Peter Ackroyd writes in his biography of T. S. Eliot that there were two reasons for including footnotes (pages 177-178 of the German translation):
- The first motivation was to avoid accusations of plagiarism, since the poem quotes from and alludes to various other works, both in English and in other languages.
- The second motivation was that the poem didn't seem long enough to be published in book form. The addition of the footnotes led to what Eliot later called "the remarkable exposition of bogus scholarship that we still see today" (in On Poetry and Poets, 1948).

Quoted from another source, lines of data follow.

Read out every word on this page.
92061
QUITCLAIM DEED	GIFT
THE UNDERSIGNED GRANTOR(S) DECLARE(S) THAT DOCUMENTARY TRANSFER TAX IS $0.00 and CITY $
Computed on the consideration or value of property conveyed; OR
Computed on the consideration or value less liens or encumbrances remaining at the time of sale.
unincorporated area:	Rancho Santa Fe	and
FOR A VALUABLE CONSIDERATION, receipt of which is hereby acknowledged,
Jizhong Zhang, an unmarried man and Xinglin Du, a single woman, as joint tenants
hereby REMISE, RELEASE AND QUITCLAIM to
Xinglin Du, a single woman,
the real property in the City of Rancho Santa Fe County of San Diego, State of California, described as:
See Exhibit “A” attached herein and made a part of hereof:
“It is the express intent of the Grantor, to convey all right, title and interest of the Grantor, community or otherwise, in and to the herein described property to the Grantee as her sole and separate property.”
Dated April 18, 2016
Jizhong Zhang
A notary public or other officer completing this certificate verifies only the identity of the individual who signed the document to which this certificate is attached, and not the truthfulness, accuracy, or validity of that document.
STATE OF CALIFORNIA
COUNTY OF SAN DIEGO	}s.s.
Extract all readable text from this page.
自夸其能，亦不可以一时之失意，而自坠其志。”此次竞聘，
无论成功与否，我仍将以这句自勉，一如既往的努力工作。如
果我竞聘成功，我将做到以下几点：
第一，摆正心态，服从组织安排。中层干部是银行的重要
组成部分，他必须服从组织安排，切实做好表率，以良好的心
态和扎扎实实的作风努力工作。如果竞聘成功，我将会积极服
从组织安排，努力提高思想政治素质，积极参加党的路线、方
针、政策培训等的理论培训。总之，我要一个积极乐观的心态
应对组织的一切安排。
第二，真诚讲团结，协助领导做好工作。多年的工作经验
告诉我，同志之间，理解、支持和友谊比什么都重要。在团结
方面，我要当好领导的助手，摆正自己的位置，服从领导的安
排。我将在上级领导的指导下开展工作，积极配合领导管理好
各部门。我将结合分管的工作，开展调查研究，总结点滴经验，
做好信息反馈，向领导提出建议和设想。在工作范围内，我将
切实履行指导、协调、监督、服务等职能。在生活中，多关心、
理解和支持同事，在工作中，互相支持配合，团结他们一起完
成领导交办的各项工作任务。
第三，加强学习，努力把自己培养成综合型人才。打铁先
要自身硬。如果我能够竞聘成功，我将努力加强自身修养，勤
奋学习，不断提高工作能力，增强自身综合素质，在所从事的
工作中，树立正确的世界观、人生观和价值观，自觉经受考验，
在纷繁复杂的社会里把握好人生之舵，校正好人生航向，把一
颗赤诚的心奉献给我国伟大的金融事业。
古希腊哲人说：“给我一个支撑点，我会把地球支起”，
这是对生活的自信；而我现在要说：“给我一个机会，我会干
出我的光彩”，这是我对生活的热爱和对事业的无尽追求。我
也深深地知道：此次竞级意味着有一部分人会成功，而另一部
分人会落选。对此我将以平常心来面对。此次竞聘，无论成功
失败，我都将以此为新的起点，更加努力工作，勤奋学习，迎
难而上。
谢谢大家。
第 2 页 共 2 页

The versions printed in the literary magazines The Dial (USA) and The Criterion (UK, edited by T. S. Eliot) didn't have the footnotes. Modern editions of the poem typically reproduce the footnotes.
The majority of the notes don't really steer interpretation in a specific direction. They identify sources and backgrounds. Some of them aren't even of any use, for example, when Eliot writes about the line "With a dead sound on the final stroke of nine" (line 68), "A phenomenon which I have often observed." Or his note on line 199: "I do not know the origin of the ballad from which these lines are taken: it was reported to me from Sidney, Australia."
One effect seems to have been that the notes "left some early critics mystified enough that they couldn't come out and say they didn't like the poem for fear their ignorance of [Eliot's] learned and sophisticated methods would be discovered" (Karr, xv; emphasis by Karr).
None of the above suggests that the notes were intended to help readers. Mary Karr encourages readers to start by reading the poem "intuitively" (page xxi) and to listen to the poem's music (page xxiii). After that, you can still read the texts that Eliot quotes or alludes to. However, she adds: "Just be forewarned that such investigations may not pay off with a different or greater understanding that your own reading will. You will get no encoded punchline unavailable from the poem's surface" (page xxi).
Ackroyd, Peter: T. S. Eliot. Eine Biographie. Translated by Wolfgang Held. Suhrkamp, 1988. (English version: 1984.)
Karr, Mary: "How to Read 'The Waste Land' So It Alters Your Soul Rather Than Just Addling Your Head", in: T. S. Eliot: The Waste Land and Other Writings. New York: The Modern Library, 2001.